In 1932, the Gas Corporation of Michigan converted two of the 150-horsepower steam boilers to natural gas, and the same year an oil-burning boiler was installed. The improvements were part of a large-scale test of the viability of both gas and oil, but by November, officials were convinced natural gas would be the energy source for the school. By December 1932, four of the six boilers had been converted to gas and the other two remained dormant because of the increased efficiency. Workers also laid nearly a mile of pipe from Mission Avenue to the College and added new equipment to the existing gas lines running between the Vernon gas field and Mt. Pleasant. Following the severe winter weather of 1934-35, two oil burning units were installed to help boost the capacity of the heating plant.
The original heating plant supplied steam and heat to all of the buildings on campus through a system of underground tunnels built at the time of the original construction and continually expanded with the addition of new buildings. The tunnels were six feet wide and five feet high, lined with stone, and lighted to facilitate repairs and maintenance. Students "discovered" these pipes again and again over the course of the twentieth century, although exploration of these passageways was discouraged by the University because of safety concerns. Students also had an interesting relationship with the smokestack on the original plant. A heated rivalry developed between freshman and sophomore classes, who would climb the 69-foot stack and plant their initials at the highest point they could achieve, only to be bettered by a member of the competing class shortly afterward.

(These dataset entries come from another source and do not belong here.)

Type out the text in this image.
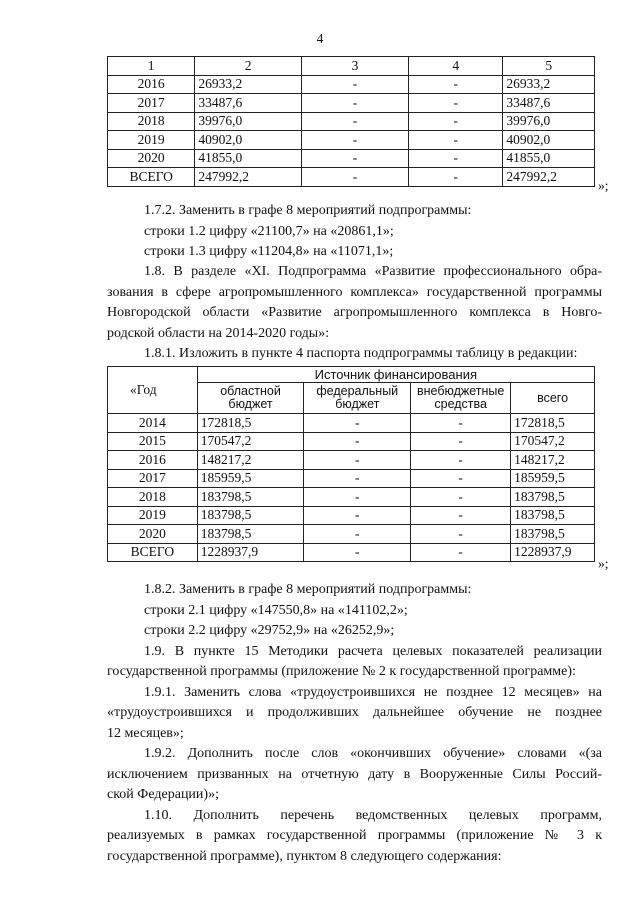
4
1	2	3	4	5
2016	26933,2	-	-	26933,2
2017	33487,6	-	-	33487,6
2018	39976,0	-	-	39976,0
2019	40902,0	-	-	40902,0
2020	41855,0	-	-	41855,0
ВСЕГО	247992,2	-	-	247992,2
»;
1.7.2. Заменить в графе 8 мероприятий подпрограммы:
строки 1.2 цифру «21100,7» на «20861,1»;
строки 1.3 цифру «11204,8» на «11071,1»;
1.8. В разделе «XI. Подпрограмма «Развитие профессионального обра-
зования в сфере агропромышленного комплекса» государственной программы
Новгородской области «Развитие агропромышленного комплекса в Новго-
родской области на 2014-2020 годы»:
1.8.1. Изложить в пункте 4 паспорта подпрограммы таблицу в редакции:
«Год	Источник финансирования			
	областной бюджет	федеральный бюджет	внебюджетные средства	всего
2014	172818,5	-	-	172818,5
2015	170547,2	-	-	170547,2
2016	148217,2	-	-	148217,2
2017	185959,5	-	-	185959,5
2018	183798,5	-	-	183798,5
2019	183798,5	-	-	183798,5
2020	183798,5	-	-	183798,5
ВСЕГО	1228937,9	-	-	1228937,9
»;
1.8.2. Заменить в графе 8 мероприятий подпрограммы:
строки 2.1 цифру «147550,8» на «141102,2»;
строки 2.2 цифру «29752,9» на «26252,9»;
1.9. В пункте 15 Методики расчета целевых показателей реализации
государственной программы (приложение № 2 к государственной программе):
1.9.1. Заменить слова «трудоустроившихся не позднее 12 месяцев» на
«трудоустроившихся и продолживших дальнейшее обучение не позднее
12 месяцев»;
1.9.2. Дополнить после слов «окончивших обучение» словами «(за
исключением призванных на отчетную дату в Вооруженные Силы Россий-
ской Федерации)»;
1.10. Дополнить перечень ведомственных целевых программ,
реализуемых в рамках государственной программы (приложение № 3 к
государственной программе), пунктом 8 следующего содержания:
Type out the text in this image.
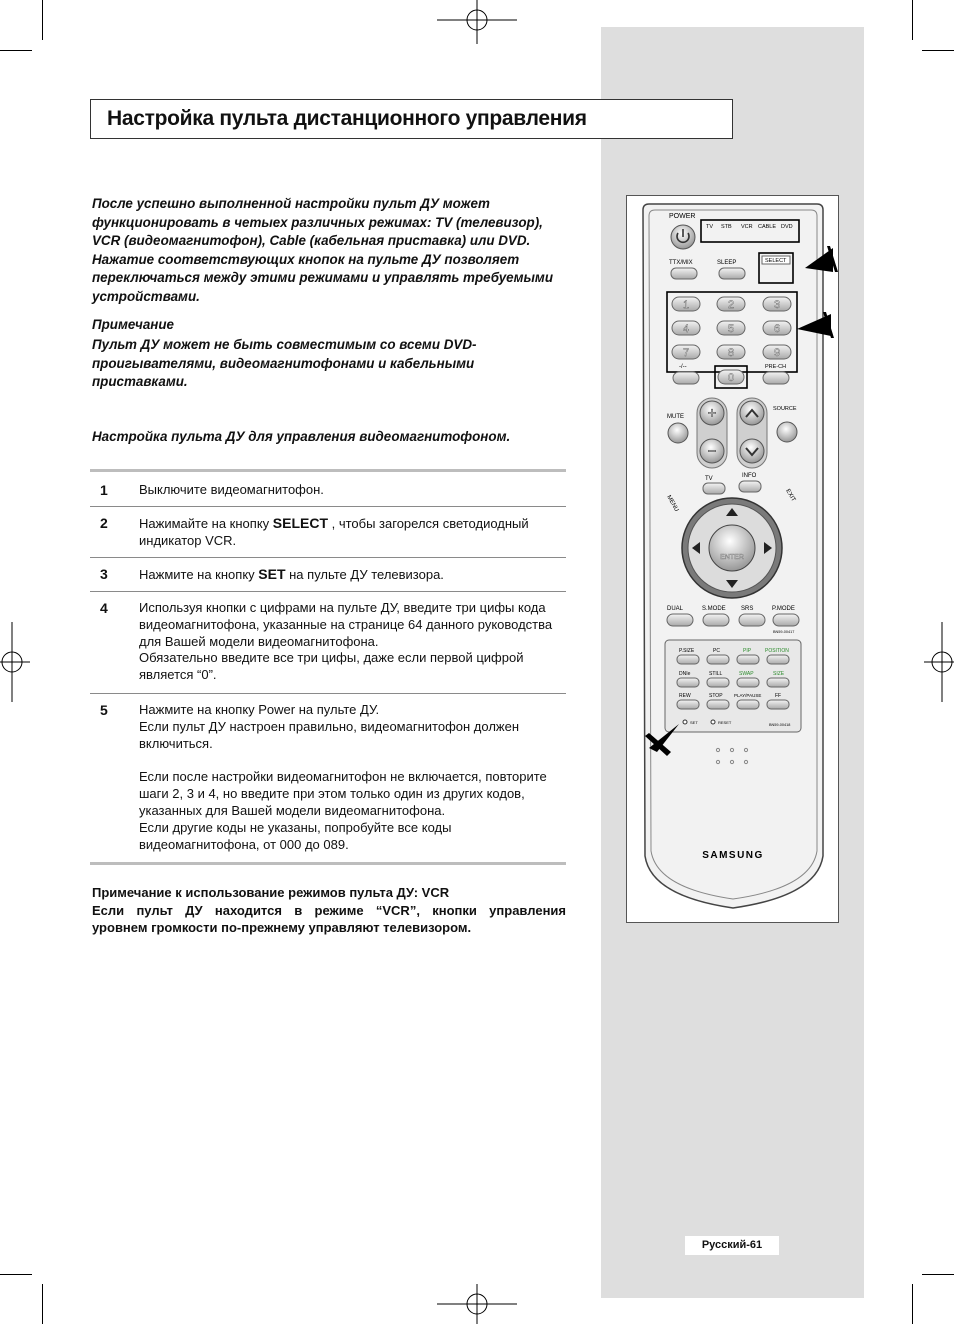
Настройка пульта дистанционного управления
После успешно выполненной настройки пульт ДУ может функционировать в четыех различных режимах: TV (телевизор), VCR (видеомагнитофон), Cable (кабельная приставка) или DVD. Нажатие соответствующих кнопок на пульте ДУ позволяет переключаться между этими режимами и управлять требуемыми устройствами.
Примечание
Пульт ДУ может не быть совместимым со всеми DVD-проигывателями, видеомагнитофонами и кабельными приставками.
Настройка пульта ДУ для управления видеомагнитофоном.
1 Выключите видеомагнитофон.
2 Нажимайте на кнопку SELECT , чтобы загорелся светодиодный индикатор VCR.
3 Нажмите на кнопку SET на пульте ДУ телевизора.
4 Используя кнопки с цифрами на пульте ДУ, введите три цифы кода видеомагнитофона, указанные на странице 64 данного руководства для Вашей модели видеомагнитофона.
Обязательно введите все три цифы, даже если первой цифрой является “0”.
5 Нажмите на кнопку Power на пульте ДУ.
Если пульт ДУ настроен правильно, видеомагнитофон должен включиться.
Если после настройки видеомагнитофон не включается, повторите шаги 2, 3 и 4, но введите при этом только один из других кодов, указанных для Вашей модели видеомагнитофона.
Если другие коды не указаны, попробуйте все коды видеомагнитофона, от 000 до 089.
Примечание к использование режимов пульта ДУ: VCR
Если пульт ДУ находится в режиме “VCR”, кнопки управления
уровнем громкости по-прежнему управляют телевизором.
Русский-61
POWER
TV STB VCR CABLE DVD
TTX/MIX	SLEEP	SELECT
1	2	3
4	5	6
7	8	9
-/--	PRE-CH
0
+
−
MUTE
SOURCE
TV	INFO
MENU	EXIT
ENTER
DUAL	S.MODE	SRS	P.MODE
BN59-00417
P.SIZE	PC	PIP	POSITION
DNIe	STILL	SWAP	SIZE
REW	STOP	PLAY/PAUSE	FF
SET	RESET	BN59-00418
SAMSUNG
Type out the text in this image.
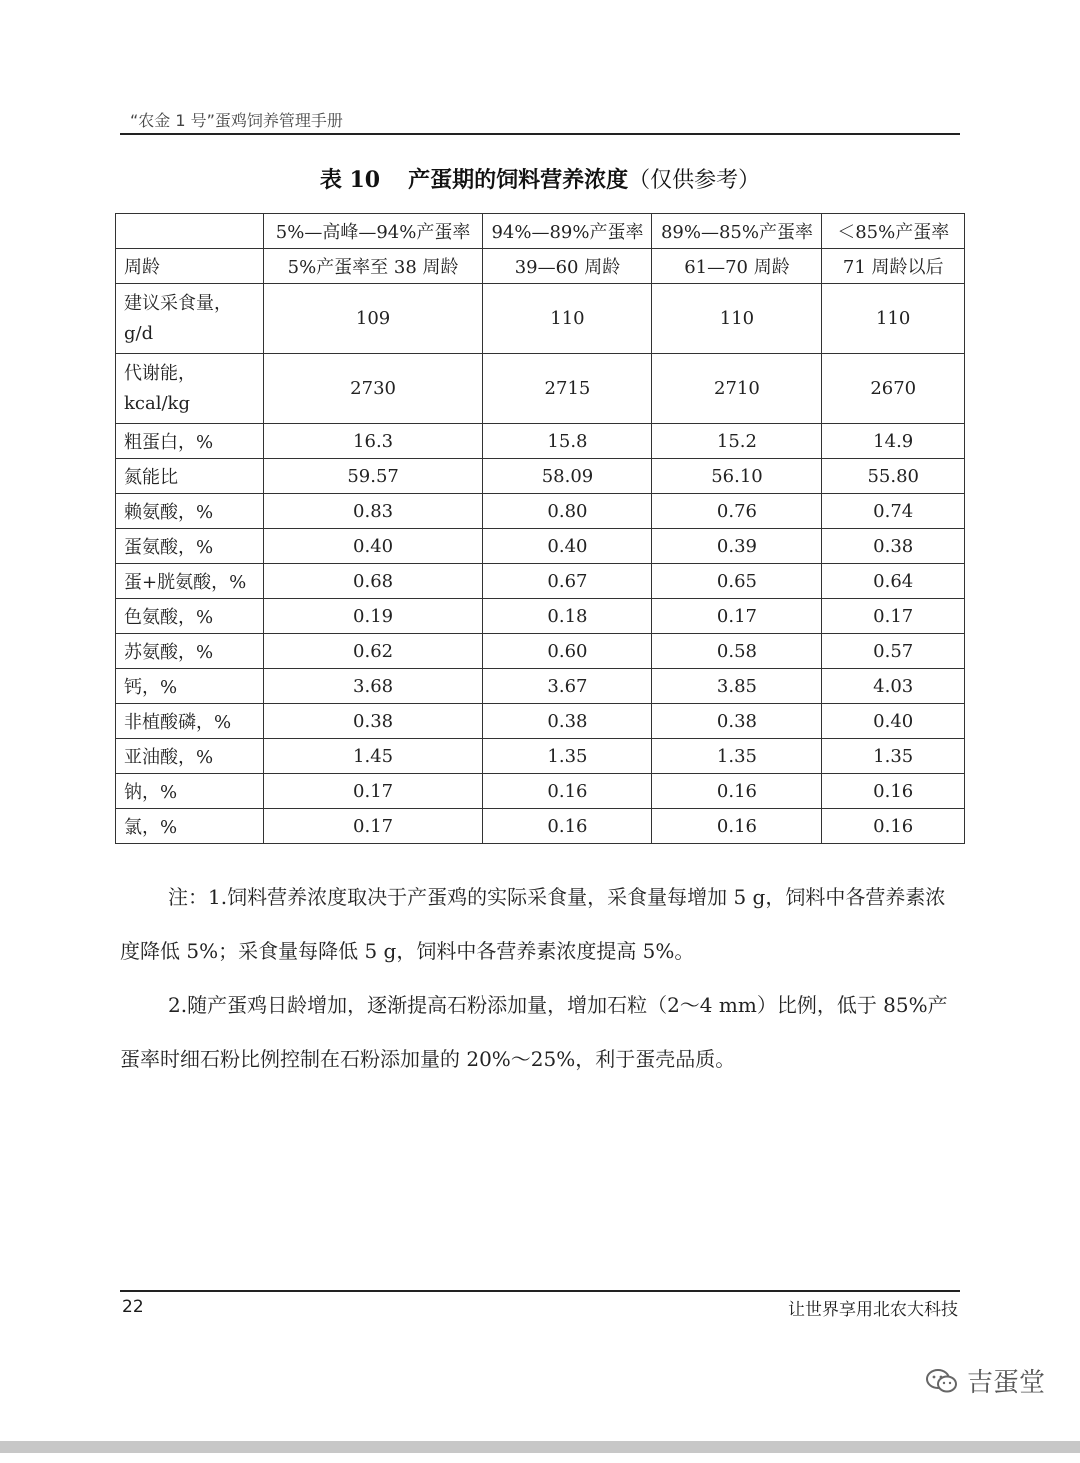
“农金 1 号”蛋鸡饲养管理手册
表 10 产蛋期的饲料营养浓度（仅供参考）
	5%—高峰—94%产蛋率	94%—89%产蛋率	89%—85%产蛋率	＜85%产蛋率
周龄	5%产蛋率至 38 周龄	39—60 周龄	61—70 周龄	71 周龄以后

建议采食量，
g/d	109	110	110	110

代谢能，
kcal/kg	2730	2715	2710	2670
粗蛋白，%	16.3	15.8	15.2	14.9
氮能比	59.57	58.09	56.10	55.80
赖氨酸，%	0.83	0.80	0.76	0.74
蛋氨酸，%	0.40	0.40	0.39	0.38
蛋+胱氨酸，%	0.68	0.67	0.65	0.64
色氨酸，%	0.19	0.18	0.17	0.17
苏氨酸，%	0.62	0.60	0.58	0.57
钙，%	3.68	3.67	3.85	4.03
非植酸磷，%	0.38	0.38	0.38	0.40
亚油酸，%	1.45	1.35	1.35	1.35
钠，%	0.17	0.16	0.16	0.16
氯，%	0.17	0.16	0.16	0.16

注：1.饲料营养浓度取决于产蛋鸡的实际采食量，采食量每增加 5 g，饲料中各营养素浓度降低 5%；采食量每降低 5 g，饲料中各营养素浓度提高 5%。

2.随产蛋鸡日龄增加，逐渐提高石粉添加量，增加石粒（2～4 mm）比例，低于 85%产蛋率时细石粉比例控制在石粉添加量的 20%～25%，利于蛋壳品质。

22	让世界享用北农大科技
吉蛋堂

Improvements and renovations were made to the original heating plant throughout its existence. In 1939, for example, the original smokestack was rebuilt and repaired; the new paint covered the countless initials of the above-mentioned student rivalry. However, the building's age and the growing demands of the campus community limited the long-term usefulness of the facility. By the early 1940s, sections of the building's walls were sagging, leaving rotting timbers exposed. In 1941, with the opening of Sloan Hall, a new girls' dormitory, the needs of campus exceeded the capacity of the original heating plant. In 1941, a State inspector condemned the building, which was finally demolished in 1948 after the completion of a new heating plant on the opposite side of campus.